Make three images of something that does not have a particularly strong colour, a face maybe, one in full sunlight at the middle of the day, one in shade at the middle of the day and finally one in sunlight when the sun is close to the horizon. Ensure that the camera white balance is set to daylight for all three images.
Having paid much attention to the the type/strength of light available during different parts of the day on my daily commute I am sure that objects photographed in the evening sun will be more pleasing to the eye, and appear warmer. As the sun sets the ‘whiteness’ decreases.

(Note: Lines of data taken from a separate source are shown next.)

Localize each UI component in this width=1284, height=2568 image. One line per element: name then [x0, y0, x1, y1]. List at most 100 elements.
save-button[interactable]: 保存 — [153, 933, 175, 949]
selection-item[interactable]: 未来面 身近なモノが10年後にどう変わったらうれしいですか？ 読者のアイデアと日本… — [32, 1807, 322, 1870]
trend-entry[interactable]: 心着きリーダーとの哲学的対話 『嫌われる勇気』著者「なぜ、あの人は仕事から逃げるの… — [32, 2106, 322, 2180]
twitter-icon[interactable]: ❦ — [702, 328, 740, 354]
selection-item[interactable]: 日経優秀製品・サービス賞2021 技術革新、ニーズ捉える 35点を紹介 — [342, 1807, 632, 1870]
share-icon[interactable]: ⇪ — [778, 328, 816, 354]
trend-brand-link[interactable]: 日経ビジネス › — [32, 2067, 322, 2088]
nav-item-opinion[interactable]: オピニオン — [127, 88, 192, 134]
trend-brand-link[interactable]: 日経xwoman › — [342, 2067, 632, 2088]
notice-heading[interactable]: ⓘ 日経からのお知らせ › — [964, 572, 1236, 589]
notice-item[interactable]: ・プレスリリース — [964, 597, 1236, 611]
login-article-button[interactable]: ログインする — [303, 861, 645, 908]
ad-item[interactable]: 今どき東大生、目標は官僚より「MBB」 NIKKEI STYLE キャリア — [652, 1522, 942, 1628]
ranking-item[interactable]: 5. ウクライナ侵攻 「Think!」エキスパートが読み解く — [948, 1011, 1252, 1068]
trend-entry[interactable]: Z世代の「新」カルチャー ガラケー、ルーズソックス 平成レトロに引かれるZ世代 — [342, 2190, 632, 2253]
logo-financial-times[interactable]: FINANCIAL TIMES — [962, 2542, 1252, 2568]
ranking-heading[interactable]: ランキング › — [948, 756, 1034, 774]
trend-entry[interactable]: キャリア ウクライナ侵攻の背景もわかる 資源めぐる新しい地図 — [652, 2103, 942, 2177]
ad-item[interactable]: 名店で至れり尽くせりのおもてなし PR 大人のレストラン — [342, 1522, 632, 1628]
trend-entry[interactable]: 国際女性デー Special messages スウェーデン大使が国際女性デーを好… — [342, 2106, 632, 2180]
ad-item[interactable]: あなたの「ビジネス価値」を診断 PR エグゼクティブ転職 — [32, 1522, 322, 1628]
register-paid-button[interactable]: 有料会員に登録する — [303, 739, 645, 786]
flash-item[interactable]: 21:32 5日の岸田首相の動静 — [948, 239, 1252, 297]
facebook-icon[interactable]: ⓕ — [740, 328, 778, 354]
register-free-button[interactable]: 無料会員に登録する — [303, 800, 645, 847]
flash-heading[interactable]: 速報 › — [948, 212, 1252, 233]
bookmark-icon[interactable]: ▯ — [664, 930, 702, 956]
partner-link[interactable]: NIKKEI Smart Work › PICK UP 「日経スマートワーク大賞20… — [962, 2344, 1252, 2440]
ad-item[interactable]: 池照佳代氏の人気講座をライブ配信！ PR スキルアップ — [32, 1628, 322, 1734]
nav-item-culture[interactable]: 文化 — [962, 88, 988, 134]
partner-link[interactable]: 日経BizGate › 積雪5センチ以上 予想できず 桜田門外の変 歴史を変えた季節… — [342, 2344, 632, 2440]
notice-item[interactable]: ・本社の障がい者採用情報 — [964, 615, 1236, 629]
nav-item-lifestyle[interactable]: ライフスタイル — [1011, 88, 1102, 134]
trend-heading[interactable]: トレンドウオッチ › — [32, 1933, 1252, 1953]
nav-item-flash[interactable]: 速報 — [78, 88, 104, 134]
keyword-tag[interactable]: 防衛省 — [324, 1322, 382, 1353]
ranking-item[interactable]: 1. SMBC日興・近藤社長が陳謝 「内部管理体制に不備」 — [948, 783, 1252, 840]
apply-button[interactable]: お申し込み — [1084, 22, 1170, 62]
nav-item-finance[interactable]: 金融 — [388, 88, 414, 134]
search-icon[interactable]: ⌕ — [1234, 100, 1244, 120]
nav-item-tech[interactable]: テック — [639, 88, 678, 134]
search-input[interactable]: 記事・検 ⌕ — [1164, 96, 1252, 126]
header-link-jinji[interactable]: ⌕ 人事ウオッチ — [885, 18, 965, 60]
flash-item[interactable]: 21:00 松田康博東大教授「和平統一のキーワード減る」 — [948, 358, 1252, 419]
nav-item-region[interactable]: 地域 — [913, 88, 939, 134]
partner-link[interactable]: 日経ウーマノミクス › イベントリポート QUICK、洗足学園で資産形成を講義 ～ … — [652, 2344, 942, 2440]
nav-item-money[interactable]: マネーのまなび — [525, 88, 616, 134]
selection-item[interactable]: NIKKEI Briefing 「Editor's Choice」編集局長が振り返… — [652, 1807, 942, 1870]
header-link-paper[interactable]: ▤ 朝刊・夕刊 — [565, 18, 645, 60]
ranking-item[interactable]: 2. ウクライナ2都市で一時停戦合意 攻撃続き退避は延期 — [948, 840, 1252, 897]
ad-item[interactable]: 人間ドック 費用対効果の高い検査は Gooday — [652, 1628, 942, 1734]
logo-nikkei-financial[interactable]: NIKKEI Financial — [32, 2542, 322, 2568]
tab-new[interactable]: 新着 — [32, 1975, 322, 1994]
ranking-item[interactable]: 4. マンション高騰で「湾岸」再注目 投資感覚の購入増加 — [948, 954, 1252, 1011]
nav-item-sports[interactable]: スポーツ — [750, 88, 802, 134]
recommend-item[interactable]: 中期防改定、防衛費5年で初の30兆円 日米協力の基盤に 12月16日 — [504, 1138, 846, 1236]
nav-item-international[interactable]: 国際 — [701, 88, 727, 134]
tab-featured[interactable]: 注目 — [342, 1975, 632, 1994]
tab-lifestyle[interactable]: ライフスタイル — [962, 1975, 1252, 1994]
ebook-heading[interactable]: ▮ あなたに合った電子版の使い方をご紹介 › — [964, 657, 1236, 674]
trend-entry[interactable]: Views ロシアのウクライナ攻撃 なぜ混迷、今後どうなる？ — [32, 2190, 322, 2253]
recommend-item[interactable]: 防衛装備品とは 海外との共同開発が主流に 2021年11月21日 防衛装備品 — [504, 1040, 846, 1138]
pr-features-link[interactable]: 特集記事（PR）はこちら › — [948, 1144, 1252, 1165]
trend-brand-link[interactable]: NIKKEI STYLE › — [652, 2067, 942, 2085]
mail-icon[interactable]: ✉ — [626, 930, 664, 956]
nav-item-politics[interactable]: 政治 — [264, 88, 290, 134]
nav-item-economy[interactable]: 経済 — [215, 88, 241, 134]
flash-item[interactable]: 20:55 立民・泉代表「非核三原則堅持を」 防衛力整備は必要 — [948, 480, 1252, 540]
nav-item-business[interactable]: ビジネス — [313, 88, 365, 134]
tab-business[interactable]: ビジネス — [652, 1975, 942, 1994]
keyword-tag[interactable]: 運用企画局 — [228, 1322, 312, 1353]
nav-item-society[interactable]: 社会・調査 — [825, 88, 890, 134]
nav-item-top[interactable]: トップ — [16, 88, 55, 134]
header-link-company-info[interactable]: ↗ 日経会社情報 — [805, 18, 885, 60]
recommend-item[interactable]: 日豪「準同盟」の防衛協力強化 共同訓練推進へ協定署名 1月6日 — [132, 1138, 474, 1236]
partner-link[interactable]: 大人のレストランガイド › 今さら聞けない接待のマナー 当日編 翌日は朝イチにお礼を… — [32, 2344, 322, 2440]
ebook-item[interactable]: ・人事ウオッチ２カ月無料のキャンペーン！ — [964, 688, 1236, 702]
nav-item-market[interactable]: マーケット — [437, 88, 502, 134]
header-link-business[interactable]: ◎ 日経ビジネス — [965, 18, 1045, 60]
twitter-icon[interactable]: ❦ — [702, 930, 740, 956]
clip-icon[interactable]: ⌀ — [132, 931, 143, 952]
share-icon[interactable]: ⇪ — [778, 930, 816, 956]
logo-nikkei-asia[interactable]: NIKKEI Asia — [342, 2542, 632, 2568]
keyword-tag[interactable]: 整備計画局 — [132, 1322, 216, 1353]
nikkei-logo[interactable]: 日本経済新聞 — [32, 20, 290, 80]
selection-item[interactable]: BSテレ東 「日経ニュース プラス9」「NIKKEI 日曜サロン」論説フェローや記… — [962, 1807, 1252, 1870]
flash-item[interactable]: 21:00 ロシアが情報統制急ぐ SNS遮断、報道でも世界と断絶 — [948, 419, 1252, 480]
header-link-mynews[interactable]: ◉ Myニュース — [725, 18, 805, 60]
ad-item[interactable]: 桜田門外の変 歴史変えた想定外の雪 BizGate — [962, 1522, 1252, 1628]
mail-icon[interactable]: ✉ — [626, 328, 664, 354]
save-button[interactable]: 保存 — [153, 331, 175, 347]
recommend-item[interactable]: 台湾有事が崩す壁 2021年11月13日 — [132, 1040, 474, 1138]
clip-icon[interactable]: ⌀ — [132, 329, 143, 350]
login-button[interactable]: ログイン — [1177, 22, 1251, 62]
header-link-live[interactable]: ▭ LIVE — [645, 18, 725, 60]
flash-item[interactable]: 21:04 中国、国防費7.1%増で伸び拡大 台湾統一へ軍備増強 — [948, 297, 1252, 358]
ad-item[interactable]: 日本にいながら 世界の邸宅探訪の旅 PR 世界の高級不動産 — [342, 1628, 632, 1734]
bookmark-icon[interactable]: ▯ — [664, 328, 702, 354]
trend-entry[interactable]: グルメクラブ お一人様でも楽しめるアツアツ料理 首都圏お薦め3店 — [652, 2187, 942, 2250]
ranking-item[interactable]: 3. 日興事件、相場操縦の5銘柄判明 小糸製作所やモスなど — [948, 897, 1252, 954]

Object in direct sunlight:
As predicted, the white levels are all high, and the shadow of the teddy is prominent.
Shade during midday sun:
This image has a much warmer feel – the orange/red fur appears darker and warmer, and the cream is less washed out.
Direct low sun:
The lower sun results in an even warmer feel than the shade image. There is a faint red hue to the image and both the red and cream fur appears more saturated. Even the wall in the background and the table appear warmer due to the low sun.
I am interested in doing this exercise with an object with a strong colour, perhaps a red object to see what different results I get.
As expected, as the sun is at its highest in the sky during midday – images are more washed out and have greater whiteness. The lower the sun gets in the sky, the warmer an image appears, and a reddish glow often becomes apparent.